La prise en charge et le traitement doivent être maintenus à vie, avec des conditions plus strictes dans les premières années de vie et chez les femmes enceintes comme cela est actuellement établi par toutes les recommandations internationales, américaine et européenne. Le contrôle métabolique doit être très strict jusqu’à 12 ans et en cas de grossesse chez une femme PCU (taux < 6mg/dL), il est moins strict après 12 ans (taux de Phé < 10 mg/dL).

 

Quelles évolutions le PNDS 2018, dont vous êtes le coordonnateur, apporte-t-il ?
D’abord, nous prenons acte de l’utilité du BH4 dans les formes modérées de PCU avec la description précise de son protocole d’utilisation. Ensuite, nous réaffirmons la nécessité du suivi à vie des patients, avec des recommandations de contrôle métabolique plus sévères que celles du PNDS 2010. Les taux de Phé doivent être < 6 mg/dL au lieu de 10 mg/dL avant 12 ans et < 10 mg/dL pour les adultes.
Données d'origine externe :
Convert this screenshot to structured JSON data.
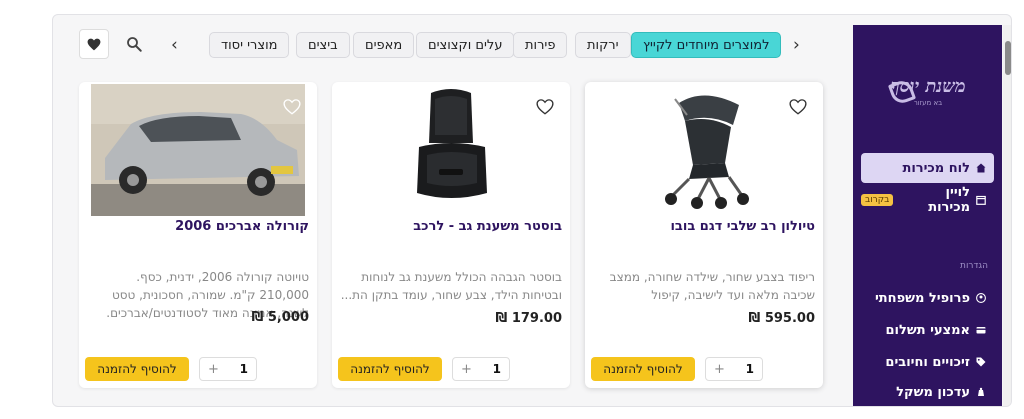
{
  "header": {
    "categories": [
      {
        "label": "למוצרים מיוחדים לקייץ",
        "active": true
      },
      {
        "label": "ירקות",
        "active": false
      },
      {
        "label": "פירות",
        "active": false
      },
      {
        "label": "עלים וקצוצים",
        "active": false
      },
      {
        "label": "מאפים",
        "active": false
      },
      {
        "label": "ביצים",
        "active": false
      },
      {
        "label": "מוצרי יסוד",
        "active": false
      }
    ],
    "arrow_left_icon": "chevron-left-icon",
    "arrow_right_icon": "chevron-right-icon",
    "search_icon": "search-icon",
    "favorites_icon": "heart-icon"
  },
  "sidebar": {
    "logo_main": "משנת יוסף",
    "logo_sub": "בא מעזור",
    "items": [
      {
        "label": "לוח מכירות",
        "icon": "home-icon",
        "active": true
      },
      {
        "label": "לויין מכירות",
        "icon": "calendar-icon",
        "active": false,
        "badge": "בקרוב"
      }
    ],
    "section_label": "הגדרות",
    "settings_items": [
      {
        "label": "פרופיל משפחתי",
        "icon": "user-icon"
      },
      {
        "label": "אמצעי תשלום",
        "icon": "card-icon"
      },
      {
        "label": "זיכויים וחיובים",
        "icon": "tag-icon"
      },
      {
        "label": "עדכון משקל",
        "icon": "scale-icon"
      }
    ]
  },
  "products": [
    {
      "title": "טיולון רב שלבי דגם בובו",
      "description": "ריפוד בצבע שחור, שילדה שחורה, ממצב שכיבה מלאה ועד לישיבה, קיפול קומפקטי...",
      "price": "595.00 ₪",
      "quantity": "1",
      "add_label": "להוסיף להזמנה",
      "image": "stroller"
    },
    {
      "title": "בוסטר משענת גב - לרכב",
      "description": "בוסטר הגבהה הכולל משענת גב לנוחות ובטיחות הילד, צבע שחור, עומד בתקן הת...",
      "price": "179.00 ₪",
      "quantity": "1",
      "add_label": "להוסיף להזמנה",
      "image": "booster-seat"
    },
    {
      "title": "קורולה אברכים 2006",
      "description": "טויוטה קורולה 2006, ידנית, כסף. 210,000 ק\"מ. שמורה, חסכונית, טסט לשנה, אמינה מאוד לסטודנטים/אברכים. במצב טוב.",
      "price": "5,000 ₪",
      "quantity": "1",
      "add_label": "להוסיף להזמנה",
      "image": "car"
    }
  ],
  "colors": {
    "sidebar_bg": "#2e1460",
    "accent_chip": "#49d6d6",
    "add_button": "#f5c41c",
    "title_color": "#2e1460"
  }
}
Nous avons accepté des taux < 15 mg/dL chez les adultes quand ceux-ci n’en ressentent aucune conséquence clinique dans le but d’améliorer la qualité de vie de ces patients. Cette proposition est une manière de réaffirmer que chaque patient est unique et réagit de façon différente au taux de Phé plasmatique. Certains patients tolèrent des taux élevés de Phé sans en avoir des conséquences cliniques majeures, ce qui montre bien la nécessité d’une prise en charge individuelle de cette maladie.